Dollar Fall Fuels Short-Term Option Buying
The U.S. dollar's drop against major currencies this week fueled front-end option buying across the curve, as investors who had liquidated positions before the holidays looked to set up new ones going into this year.
The U.S. dollar's drop against major currencies this week fueled front-end option buying across the curve, as investors who had liquidated positions before the holidays looked to set up new ones going into this year. The euro closed at a two-month high of USD1.2088 Wednesday and, against the yen, the dollar fell to JPY116.31 Wednesday from JPY117.77 last week. One-month implied volatility for EUR/USD closed at a six-month high of 9.41% Wednesday, while for USD/JPY one-month implied volatility rose to 8.88% Wednesday from 8.3% last week.
Traders were seeing two-way short-term flows, across all major dollar crosses and with a range of strikes. Investors took the opportunity to unload dollars ahead of Friday's unemployment report. "Everyone's lightening up dollar positions," a trader said. "There's a great deal of uncertainty and no one wants to go into unemployment long dollars. You want to be long options inside two months."

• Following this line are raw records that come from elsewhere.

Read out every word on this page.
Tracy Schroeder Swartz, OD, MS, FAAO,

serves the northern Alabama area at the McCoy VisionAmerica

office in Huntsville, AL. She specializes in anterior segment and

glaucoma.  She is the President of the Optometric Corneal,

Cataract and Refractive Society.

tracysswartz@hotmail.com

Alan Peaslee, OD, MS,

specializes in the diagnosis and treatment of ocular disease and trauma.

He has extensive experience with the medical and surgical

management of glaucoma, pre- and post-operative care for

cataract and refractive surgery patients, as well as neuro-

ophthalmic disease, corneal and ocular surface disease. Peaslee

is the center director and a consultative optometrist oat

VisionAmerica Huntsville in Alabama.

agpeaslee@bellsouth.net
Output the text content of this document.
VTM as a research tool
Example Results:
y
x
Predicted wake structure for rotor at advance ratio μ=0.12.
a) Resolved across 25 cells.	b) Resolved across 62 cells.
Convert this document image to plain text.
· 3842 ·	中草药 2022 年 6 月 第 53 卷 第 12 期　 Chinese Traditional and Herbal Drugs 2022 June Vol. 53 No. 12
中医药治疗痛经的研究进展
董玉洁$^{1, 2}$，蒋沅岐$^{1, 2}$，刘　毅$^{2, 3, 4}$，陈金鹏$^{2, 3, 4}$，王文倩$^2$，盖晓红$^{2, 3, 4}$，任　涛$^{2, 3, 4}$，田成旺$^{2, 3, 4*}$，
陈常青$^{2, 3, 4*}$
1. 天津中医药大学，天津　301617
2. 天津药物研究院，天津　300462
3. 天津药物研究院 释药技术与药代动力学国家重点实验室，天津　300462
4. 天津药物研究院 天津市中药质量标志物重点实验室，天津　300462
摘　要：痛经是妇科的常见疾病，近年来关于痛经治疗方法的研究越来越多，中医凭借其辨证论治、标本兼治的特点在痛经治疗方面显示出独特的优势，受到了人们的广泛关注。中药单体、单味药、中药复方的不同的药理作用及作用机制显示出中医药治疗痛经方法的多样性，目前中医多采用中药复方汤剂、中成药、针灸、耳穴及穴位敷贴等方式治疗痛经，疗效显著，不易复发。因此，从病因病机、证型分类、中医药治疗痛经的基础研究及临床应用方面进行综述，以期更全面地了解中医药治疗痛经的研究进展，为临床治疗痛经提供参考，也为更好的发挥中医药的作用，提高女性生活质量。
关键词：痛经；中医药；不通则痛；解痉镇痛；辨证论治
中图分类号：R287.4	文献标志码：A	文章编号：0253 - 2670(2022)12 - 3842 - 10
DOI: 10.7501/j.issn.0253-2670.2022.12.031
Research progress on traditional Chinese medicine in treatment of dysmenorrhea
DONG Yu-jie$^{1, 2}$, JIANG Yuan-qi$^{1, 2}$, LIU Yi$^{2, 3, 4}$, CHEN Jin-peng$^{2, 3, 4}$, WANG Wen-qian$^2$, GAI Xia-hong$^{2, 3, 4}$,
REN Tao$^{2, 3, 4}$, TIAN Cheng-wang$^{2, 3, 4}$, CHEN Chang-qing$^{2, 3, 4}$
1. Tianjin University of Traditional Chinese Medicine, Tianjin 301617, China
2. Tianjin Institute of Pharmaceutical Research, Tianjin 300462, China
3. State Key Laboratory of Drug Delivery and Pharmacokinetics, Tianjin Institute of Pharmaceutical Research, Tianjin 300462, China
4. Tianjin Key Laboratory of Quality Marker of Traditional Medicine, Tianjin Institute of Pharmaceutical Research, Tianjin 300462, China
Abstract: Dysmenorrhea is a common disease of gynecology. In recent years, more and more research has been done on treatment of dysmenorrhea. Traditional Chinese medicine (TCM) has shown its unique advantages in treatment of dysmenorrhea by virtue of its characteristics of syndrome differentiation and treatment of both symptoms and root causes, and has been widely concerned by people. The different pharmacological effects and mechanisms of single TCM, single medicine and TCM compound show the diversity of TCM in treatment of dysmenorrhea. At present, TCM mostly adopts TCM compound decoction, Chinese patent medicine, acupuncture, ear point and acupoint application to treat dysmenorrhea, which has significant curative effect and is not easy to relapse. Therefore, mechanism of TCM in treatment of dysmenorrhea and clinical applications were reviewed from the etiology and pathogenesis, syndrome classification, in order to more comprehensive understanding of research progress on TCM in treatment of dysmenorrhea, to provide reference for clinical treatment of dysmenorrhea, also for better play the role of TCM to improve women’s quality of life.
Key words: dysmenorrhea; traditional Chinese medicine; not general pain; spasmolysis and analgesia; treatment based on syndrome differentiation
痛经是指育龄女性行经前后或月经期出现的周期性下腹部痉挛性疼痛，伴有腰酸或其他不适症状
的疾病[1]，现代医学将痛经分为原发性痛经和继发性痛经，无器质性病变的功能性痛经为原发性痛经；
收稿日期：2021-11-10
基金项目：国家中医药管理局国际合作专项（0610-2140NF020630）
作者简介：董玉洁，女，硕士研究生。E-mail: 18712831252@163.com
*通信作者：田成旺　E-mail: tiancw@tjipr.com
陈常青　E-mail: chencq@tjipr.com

Several factors played a role in the dollar's decline, market officials said, including the release of soft economic data and the minutes of December's Federal Reserve meeting, which many interpreted as signaling a foreseeable end to the rate-hike cycle. "The longer the Fed continues to raise rates, the better for the dollar in the short term," said Peter Frank, senior FX strategist at ABN AMRO in Chicago, noting ABN's forecast is for rates to rise up to but not past 5% through mid-year. "The end to interest rate hikes is a slow burning issue which undermines the dollar in the medium term."